Gifts don’t mean anything
One of the best male traits that most girls dream about is gifting flowers. Alek is showering me with flowers, chocolates, and compliments. He surprises me with some spontaneous trips and lovely texts. But unfortunately, as much as I appreciate his efforts, those gifts don’t make me happy. On the contrary, I get frustrated and start pitying him. He is great, but I don’t love him.
Love starts in the heart, not in the mind
My friend often tells me that I’m too picky and pesky. She says that I was blessed to meet an ideal man and I’m so ungrateful. I do realize it at times. But love starts in the heart, not in the mind. I have tried hundred times to make myself to fall in love with him and marry him – I know our family would be strong and happy, but love…

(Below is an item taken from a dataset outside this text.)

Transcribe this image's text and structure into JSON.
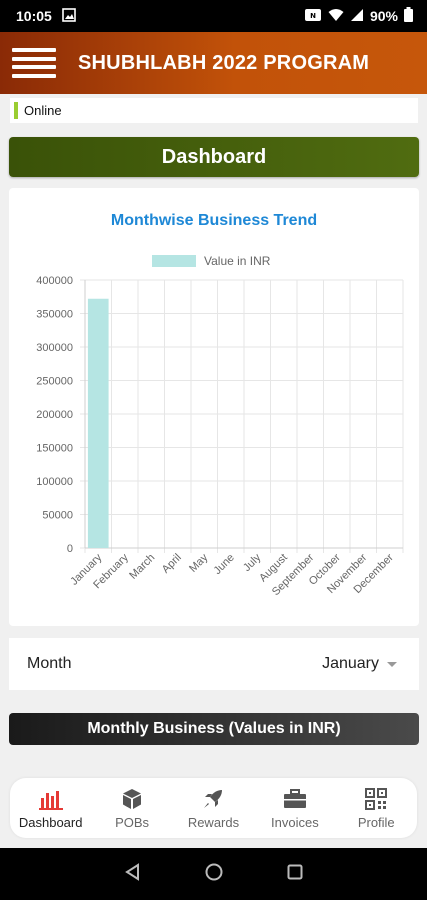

Family is nothing without love
Today, I’m stuck between “this guy will be a wonderful husband and father to my future kids” and “I don’t love him.” I believe a family without love is nothing because I was grown up with the parents who have never loved each other. Children feel it and suffer from it. I don’t want my future children to experience everything that I did in a family without love.
I’m sure, Alek will find someone who will love him and care for him… who will make him happy. I won’t be able to do it, no matter how I respect him and like him as a friend. He still tries his best to win my heart, but unfortunately, I don’t have enough power to make myself love him.